Отрывок важен не столько из-за этого очевидного противоречия, сколько из-за детей – вполне реальных, какова б ни была их роль в иконологии Фаусто. Казалось, они одни в такое время сознают, что история отнюдь не замерла. Что войска перебрасывают, «спитфайры» долетают, караваны лежат в дрейфе у Святого Эльма. Это, несомненно, 1943 год, при «смене прилива», когда бомбардировщики, что здесь базировались, начали возвращать часть войны в Италию, и качество противолодочных военных действий в Средиземном море развилось до того, что мы можем заглядывать дальше, чем на «три трапезы вперед» д-ра Джонсона. Но раньше – после того, как детвора оправилась после первого потрясения, – мы, «взрослые», смотрели на них с некоторой суеверной подозрительностью, словно бы они – ангелы-архиварии, что ведут свитки торопыг, мертвецов, симулянтов; отмечают, как одет губернатор Добби, какие церкви уничтожены, какова пропускная способность госпиталей.

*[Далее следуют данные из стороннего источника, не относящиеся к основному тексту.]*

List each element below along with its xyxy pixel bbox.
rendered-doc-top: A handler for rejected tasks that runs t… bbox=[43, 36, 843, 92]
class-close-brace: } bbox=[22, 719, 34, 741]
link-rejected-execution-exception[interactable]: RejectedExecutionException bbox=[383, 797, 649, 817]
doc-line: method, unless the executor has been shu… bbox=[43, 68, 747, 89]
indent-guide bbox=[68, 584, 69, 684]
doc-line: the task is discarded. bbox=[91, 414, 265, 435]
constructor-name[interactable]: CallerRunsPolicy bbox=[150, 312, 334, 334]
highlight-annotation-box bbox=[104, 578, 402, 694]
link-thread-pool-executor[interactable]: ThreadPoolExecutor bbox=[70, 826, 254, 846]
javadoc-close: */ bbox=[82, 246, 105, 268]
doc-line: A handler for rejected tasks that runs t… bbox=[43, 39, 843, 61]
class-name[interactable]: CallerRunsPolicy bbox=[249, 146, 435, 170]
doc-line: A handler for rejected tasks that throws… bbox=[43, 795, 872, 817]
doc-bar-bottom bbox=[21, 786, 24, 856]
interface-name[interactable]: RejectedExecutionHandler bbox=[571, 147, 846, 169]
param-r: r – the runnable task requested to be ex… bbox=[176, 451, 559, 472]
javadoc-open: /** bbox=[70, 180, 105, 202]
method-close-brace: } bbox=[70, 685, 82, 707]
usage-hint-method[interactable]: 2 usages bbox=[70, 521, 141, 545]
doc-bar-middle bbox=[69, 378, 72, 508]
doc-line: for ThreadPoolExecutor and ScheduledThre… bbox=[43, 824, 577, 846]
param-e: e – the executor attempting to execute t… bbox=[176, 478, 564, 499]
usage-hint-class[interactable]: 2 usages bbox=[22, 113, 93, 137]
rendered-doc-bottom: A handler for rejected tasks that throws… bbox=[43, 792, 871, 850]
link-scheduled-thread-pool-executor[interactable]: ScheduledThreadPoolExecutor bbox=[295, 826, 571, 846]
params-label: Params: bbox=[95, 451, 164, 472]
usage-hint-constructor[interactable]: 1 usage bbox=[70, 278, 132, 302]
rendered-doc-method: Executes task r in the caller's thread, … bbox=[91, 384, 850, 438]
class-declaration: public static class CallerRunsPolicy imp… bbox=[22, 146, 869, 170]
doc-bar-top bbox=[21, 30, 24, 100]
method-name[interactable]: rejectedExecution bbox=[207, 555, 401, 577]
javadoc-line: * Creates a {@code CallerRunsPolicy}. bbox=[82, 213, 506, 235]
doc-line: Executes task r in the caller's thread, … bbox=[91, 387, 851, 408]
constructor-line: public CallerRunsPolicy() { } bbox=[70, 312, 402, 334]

И о Дурном Пастыре они знали. Всем детям свойственна определенная тяга к манихейскому общему. Тут сочетание осады, римско-католического воспитания и бессознательного отождествления собственной матери с Девой все вместе разложило простой дуализм в поистине странные узоры. Если проповедовать, у них, может, и возникнет какое-то представление об абстрактной борьбе добра и зла; но даже воздушные свары происходили слишком высоко над ними и реальными не считались. «Спитфайры» и «мессеры» они подтаскивали к земле своей игрой в «В. В. С.», но то была всего лишь простая метафора, как отмечалось. Немцы бесспорно были чистым злом, а Союзники – чистым добром. Дети не были одиноки в таких чувствах. Но если б их представление о борьбе можно было описать графически, оно б не стало двумя равновеликими векторами вершина к вершине – чтобы вершины образовывали Х с неведомой величиной; скорее – точкой, бесконечно малой – доброй, – окруженной произвольным числом радиальных стрелок – векторами зла, – направленными внутрь. Добро т. е. в тупике. Дева осаждена. Подбитая мать-защитница. Пассивная женщина. Мальта в осаде.

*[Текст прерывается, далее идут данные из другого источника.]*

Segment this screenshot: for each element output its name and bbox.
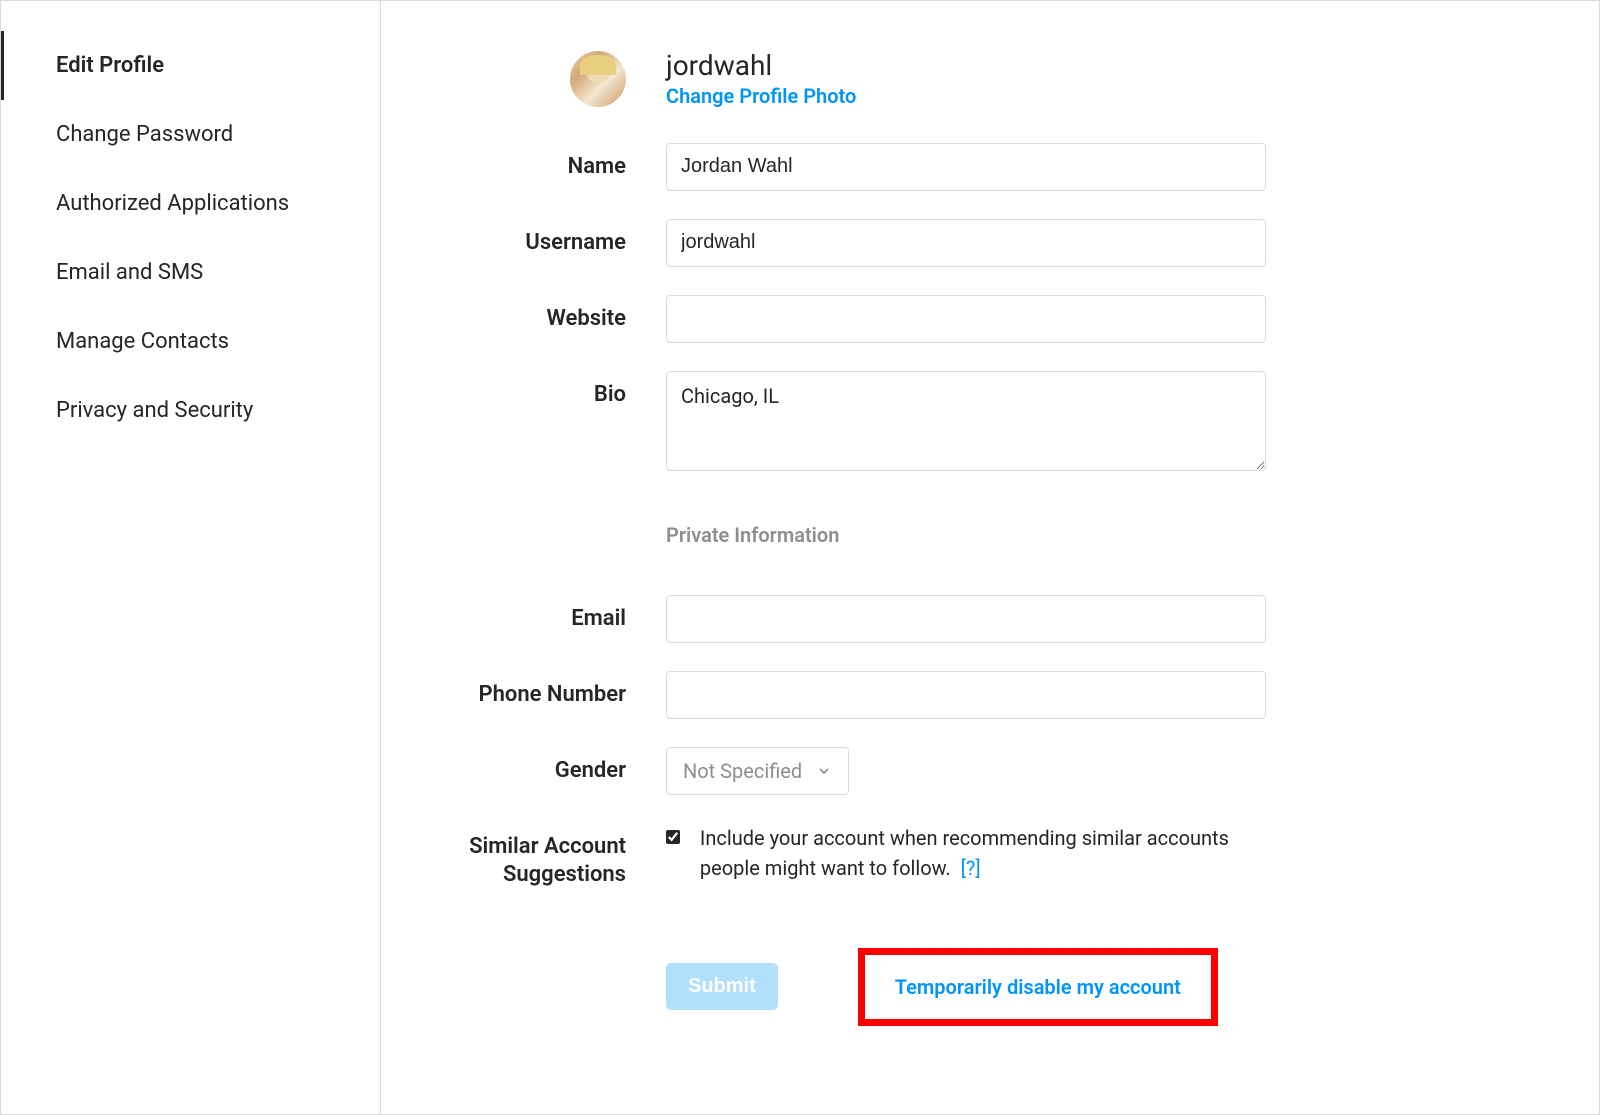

Колесо – это диаграмма: колесо Фортуны. Как ни вращайся оно, основной расклад постоянен. Стробоскопические эффекты могут менять количество спиц; может меняться направление; но ступица по-прежнему удерживает спицы на месте, а место встречи всех спиц по-прежнему определяет ступицу. Старое циклическое представление об истории научило лишь обод, к коему равно привязаны и князья, и крепостные; то колесо располагалось вертикально; человек на нем подымался и падал. Но колесо детей было насмерть ровно, его обод – лишь морской горизонт, больше ничего, – вот какая чувственная, какая «визуальная» раса мы, мальтийцы.